He reaches up to the next hold, uncertain if his hand can grab it, and his left foot slips off the rock face. He falls. In that moment, fear grips his body. He holds his breath, and his body tightens. It’s ten feet until the rope goes taught and catches him. It takes a few moments to slow down his breathing and come to rest.
Its been a long climb, and a year of training just to get this far. His knuckles are bloody, and his feet are screaming in the too-small climbing shoes. His forearms are jacked, his legs are tired, and he’s looking up at the rest of the wall wondering if its worth it. He could just give up now. He’s gone farther than he ever imagined he would be able to. Yes others have climbed it before, and there are many people who have climbed harder routes. He will never be the greatest climber, so there is no need to push.

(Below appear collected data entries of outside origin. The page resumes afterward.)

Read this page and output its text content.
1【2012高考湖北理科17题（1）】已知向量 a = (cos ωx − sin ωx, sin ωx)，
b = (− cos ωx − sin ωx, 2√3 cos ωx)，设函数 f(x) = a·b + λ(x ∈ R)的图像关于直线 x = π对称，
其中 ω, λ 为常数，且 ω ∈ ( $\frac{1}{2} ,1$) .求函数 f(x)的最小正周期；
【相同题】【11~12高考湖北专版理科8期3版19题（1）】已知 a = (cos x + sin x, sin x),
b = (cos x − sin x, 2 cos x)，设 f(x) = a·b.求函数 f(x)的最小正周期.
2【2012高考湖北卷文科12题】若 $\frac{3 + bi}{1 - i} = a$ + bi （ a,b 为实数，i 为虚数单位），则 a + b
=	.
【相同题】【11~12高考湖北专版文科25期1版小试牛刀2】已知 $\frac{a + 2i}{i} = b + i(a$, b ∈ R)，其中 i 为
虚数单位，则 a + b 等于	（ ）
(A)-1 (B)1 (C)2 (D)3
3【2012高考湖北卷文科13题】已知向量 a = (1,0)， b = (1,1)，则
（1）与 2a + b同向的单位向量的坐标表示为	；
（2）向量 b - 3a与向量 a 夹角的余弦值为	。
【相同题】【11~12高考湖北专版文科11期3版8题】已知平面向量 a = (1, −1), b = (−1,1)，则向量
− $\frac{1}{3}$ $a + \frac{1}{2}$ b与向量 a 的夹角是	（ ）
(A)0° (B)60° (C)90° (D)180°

He could settle on easier climbs going forward, things that he knows he could accomplish. Keep climbing “fun”. Who is he trying to impress by achieving this next rating, this next level? He looks up and the peak seems like it is unreachable, but perception is a liar.
He studies the wall to see if there is an easier way to move up. He takes his time to envision the next steps. He looks inside of himself to find the fire that drove him to this climb in the first place – the part of him that said “wouldn’t it be awesome to have climbed this face? Push your limits and show them they don’t own you”.
He may not get up the wall today, but he swings himself back and grabs hold. He still has a little energy left. He might as well see how high he can make it today, and if he can keep focusing on the next move–just one more hold, one more step–he will continue to go higher than he has before.